UPDATE: US authorities ban Intel from "using threats"

Intel

US watchdog settles case, but doesn't fine Intel for anticompetitive behaviour

Intel has reached a settlement with an American regulator over claims it paid off PC manufacturers to use its chips exclusively.

As expected, the US Federal Trade Commission hasn't fined Intel, but instead banned the chip maker from "using threats, bundled prices, or other offers to exclude or hamper competition or otherwise unreasonably inhibit the sale of competitive CPUs or GPUs".

Everyone gets a greater degree of certainty about the rules of the road going forward

Intel was also told to change its intellectual property agreements with AMD, Nvidia and Via, so the rival firms can consider mergers or start up joint ventures without threat of being sued by the chip giant over patent infringement.

The FTC is also requiring Intel to tell software developers that its compilers "may not register all the features of non-Intel chips", making rival products run software slower than Intel's own. The firm has set up a $100 million fund to reimburse software makers if they want to recompile their code.

“By accepting this settlement, we open the door to competition today and address Intel’s anticompetitive conduct in a way that may not have been available in a final judgment years from now," said FTC chairman Jon Leibowitz. "Everyone, including Intel, gets a greater degree of certainty about the rules of the road going forward, which allows all the companies in this dynamic industry to move ahead and build better, more innovative products.”

Intel stressed that the settlement means it has not admitted any guilt.
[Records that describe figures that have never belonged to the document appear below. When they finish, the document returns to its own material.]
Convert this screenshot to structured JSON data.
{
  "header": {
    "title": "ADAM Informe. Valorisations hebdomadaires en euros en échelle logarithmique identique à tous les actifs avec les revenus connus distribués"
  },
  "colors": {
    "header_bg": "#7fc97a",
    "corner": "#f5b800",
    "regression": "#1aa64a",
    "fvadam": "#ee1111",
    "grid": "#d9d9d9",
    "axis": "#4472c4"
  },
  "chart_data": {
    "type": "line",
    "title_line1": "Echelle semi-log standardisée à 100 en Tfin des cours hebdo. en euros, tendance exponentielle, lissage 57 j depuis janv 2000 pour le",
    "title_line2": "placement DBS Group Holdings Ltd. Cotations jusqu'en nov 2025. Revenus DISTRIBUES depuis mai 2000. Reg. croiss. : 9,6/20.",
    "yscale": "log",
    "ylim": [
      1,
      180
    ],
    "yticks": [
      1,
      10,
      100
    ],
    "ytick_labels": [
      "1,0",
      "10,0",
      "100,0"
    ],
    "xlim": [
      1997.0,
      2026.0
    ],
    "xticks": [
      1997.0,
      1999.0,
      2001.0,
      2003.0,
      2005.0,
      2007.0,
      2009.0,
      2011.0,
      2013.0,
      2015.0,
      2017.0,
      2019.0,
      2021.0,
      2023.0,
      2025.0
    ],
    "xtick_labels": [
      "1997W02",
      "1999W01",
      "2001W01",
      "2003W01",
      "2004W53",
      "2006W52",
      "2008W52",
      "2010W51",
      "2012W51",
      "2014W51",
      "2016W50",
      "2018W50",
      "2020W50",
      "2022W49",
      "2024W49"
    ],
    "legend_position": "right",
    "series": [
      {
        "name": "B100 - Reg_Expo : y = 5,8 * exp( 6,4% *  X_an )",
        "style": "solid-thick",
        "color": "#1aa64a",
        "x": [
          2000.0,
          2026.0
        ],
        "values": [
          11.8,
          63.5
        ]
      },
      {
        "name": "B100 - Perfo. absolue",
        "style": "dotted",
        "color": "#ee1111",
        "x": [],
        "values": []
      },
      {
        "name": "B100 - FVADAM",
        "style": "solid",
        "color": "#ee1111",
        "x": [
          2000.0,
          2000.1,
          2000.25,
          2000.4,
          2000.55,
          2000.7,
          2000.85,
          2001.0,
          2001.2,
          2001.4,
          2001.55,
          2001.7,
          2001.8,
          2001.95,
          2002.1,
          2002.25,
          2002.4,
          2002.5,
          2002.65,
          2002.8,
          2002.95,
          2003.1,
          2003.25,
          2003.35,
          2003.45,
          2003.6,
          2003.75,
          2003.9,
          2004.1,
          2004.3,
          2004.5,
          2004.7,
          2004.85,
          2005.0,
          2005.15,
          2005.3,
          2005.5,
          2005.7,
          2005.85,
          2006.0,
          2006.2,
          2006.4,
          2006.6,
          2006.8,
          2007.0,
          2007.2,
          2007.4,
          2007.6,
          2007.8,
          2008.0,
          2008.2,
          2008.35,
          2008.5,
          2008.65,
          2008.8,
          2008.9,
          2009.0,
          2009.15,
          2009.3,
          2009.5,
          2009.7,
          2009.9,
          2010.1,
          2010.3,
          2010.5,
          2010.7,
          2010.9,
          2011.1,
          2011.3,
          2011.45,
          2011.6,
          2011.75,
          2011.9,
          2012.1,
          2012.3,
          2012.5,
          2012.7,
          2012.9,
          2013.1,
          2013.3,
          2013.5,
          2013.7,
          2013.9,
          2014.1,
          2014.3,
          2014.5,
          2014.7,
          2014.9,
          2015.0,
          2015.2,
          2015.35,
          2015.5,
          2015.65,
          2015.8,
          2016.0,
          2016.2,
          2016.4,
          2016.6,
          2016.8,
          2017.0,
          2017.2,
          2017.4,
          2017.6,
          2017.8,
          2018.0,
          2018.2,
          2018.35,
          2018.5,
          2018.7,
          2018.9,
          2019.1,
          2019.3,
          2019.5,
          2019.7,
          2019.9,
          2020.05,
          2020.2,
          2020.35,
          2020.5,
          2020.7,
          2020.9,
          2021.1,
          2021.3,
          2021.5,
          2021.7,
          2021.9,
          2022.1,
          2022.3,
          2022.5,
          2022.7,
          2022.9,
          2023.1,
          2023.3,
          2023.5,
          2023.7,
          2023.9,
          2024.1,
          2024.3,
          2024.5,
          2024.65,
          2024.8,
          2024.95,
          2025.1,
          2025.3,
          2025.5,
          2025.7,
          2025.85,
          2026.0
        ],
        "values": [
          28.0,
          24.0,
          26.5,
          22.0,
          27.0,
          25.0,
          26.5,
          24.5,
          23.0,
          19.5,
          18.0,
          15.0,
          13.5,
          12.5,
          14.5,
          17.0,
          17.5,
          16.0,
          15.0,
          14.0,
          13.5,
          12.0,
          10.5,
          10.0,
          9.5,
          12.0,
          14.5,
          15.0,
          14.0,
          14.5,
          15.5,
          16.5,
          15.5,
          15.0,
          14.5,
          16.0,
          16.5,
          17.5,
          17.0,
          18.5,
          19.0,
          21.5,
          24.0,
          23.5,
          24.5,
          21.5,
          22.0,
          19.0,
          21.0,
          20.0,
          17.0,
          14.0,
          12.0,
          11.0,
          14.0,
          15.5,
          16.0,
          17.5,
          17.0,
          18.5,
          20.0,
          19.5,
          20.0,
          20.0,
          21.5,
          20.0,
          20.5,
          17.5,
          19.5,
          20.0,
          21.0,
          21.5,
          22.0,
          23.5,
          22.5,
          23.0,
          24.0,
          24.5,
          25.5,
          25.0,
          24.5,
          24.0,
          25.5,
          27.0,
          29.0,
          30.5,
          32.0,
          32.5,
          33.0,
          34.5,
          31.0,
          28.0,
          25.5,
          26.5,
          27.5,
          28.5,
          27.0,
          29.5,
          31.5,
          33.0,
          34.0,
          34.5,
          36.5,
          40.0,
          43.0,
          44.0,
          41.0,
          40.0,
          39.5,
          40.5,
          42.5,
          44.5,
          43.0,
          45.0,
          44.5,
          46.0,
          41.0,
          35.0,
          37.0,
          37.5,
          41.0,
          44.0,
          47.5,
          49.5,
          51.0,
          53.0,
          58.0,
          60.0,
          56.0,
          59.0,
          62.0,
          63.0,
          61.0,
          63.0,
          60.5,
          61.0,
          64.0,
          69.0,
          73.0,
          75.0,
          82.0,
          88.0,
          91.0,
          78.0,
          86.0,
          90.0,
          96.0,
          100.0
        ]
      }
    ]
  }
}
"This agreement provides a framework that will allow us to continue to compete and to provide our customers the best possible products at the best prices," said Doug Melamed, Intel senior vice president and general counsel. "The settlement enables us to put an end to the expense and distraction of the FTC litigation."

Previous fines

Intel was previously fined $1.4 billion by the EU and paid out £1.25 billion to AMD.

While those cases focused on Intel shutting out AMD in particular, the FTC had also accused Intel of taking a similar tactic with graphics processors, aiming to "preserve its CPU monopoly by smothering potential competition from GPU chips such as those made by Nvidia."

Dell paid a settlement of $100 million to the US Security and Exchange Commission in regards to Intel's excluisivity payments, which at one point made up 76% of its operating income.